Thermal conduction in a superfluid looks like a sound wave. Instead of slowly diffusing through the liquid, it moves across the liquid in a wave.

Rollin film

A film of superfluid creeps up the side of its container against gravity, without friction, without sticking, and over the top.

The mind

The mind is meta; it models minds, steps back, sees its own reflection, and steps into a mirror. We think we know the mirror surface and its frame, but the mirror is reflected in another mirror.

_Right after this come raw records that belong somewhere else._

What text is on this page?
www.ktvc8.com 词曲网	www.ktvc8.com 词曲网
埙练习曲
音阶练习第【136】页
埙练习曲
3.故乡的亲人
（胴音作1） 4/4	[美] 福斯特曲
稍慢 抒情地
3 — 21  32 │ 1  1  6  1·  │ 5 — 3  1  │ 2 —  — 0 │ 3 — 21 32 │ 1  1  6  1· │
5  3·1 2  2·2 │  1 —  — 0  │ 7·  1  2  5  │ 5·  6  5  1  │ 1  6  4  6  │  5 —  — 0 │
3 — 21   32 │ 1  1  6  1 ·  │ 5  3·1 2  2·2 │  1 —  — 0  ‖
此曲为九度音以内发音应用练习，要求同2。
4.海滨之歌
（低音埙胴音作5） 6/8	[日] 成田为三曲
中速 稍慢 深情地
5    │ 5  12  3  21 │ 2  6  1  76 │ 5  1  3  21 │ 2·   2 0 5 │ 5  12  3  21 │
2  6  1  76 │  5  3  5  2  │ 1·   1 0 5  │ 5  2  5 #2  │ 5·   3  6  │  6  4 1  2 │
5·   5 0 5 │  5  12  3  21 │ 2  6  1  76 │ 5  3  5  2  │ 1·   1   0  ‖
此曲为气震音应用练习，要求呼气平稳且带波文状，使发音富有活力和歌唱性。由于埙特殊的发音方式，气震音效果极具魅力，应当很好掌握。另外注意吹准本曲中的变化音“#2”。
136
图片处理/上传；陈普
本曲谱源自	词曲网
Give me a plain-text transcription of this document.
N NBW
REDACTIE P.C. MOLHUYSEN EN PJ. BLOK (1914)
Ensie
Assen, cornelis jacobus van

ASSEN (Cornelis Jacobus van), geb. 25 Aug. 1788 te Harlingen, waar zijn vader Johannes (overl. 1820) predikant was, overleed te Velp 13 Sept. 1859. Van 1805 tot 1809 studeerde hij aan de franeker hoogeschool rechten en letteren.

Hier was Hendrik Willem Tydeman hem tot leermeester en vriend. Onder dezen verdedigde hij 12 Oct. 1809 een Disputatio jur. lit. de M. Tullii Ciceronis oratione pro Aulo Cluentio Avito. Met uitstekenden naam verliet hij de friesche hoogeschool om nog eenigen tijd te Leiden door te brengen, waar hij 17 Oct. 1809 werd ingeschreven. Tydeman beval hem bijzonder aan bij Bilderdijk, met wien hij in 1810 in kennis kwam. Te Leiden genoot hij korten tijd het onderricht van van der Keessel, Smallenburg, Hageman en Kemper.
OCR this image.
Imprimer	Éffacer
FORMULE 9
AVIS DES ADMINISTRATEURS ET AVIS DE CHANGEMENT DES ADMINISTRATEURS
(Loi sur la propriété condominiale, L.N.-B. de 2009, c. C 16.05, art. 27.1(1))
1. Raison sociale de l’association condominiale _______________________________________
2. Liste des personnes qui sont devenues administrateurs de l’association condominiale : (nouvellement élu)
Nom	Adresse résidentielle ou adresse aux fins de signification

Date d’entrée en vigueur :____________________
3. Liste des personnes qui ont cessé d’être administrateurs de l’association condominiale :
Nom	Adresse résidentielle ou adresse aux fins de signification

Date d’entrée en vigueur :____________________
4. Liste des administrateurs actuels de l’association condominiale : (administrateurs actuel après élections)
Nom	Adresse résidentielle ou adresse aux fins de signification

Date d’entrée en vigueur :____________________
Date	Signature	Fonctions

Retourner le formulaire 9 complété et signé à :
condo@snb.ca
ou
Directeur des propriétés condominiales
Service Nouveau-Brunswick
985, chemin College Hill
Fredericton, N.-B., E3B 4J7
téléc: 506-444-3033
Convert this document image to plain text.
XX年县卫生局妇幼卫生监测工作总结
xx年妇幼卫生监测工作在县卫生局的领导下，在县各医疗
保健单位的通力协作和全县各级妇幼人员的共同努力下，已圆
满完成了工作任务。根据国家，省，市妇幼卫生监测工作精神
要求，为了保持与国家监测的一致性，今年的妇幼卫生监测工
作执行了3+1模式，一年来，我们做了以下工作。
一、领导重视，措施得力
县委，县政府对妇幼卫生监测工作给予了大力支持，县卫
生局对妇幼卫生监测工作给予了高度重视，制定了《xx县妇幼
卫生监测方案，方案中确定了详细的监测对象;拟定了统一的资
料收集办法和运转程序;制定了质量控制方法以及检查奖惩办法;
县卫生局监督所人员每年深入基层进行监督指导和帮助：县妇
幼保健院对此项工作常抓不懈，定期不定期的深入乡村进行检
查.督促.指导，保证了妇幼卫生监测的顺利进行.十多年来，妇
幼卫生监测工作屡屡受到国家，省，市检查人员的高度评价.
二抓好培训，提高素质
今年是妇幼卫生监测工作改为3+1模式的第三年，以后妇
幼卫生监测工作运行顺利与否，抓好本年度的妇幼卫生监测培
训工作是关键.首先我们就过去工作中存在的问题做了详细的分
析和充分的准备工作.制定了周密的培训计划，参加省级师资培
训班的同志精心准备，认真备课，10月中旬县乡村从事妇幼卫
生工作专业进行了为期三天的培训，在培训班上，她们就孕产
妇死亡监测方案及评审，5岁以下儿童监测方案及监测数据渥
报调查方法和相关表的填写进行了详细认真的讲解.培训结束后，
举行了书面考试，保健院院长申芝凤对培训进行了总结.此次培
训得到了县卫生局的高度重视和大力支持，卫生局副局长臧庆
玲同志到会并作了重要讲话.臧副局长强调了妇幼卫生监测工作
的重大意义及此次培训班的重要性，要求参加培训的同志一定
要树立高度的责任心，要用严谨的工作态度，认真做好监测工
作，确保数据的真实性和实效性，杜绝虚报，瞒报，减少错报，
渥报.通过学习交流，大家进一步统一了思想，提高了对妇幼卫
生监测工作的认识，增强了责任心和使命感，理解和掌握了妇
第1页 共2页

The history of the discovery of superfluidity in helium has two parts. First, the discovery of superfluidity in liquid helium-4 (a Bose-Einstein condensate) in 1937 by Pyotr Kapitsa, John F. Allen, and Don Misener. Second, the discovery of superfluidity in helium-3 in the 1970s by David Lee, Douglas Osheroff, and Robert Richardson. Unlike helium-4 atoms, which are bosons, helium-3 atoms are fermions, so the explanation for its superfluidity is completely different.

Bosons have an even number of nucleons; fermions have an odd number. For a fermion to become superconducting, each atom must pair up with another, resulting in an even number of nucleons.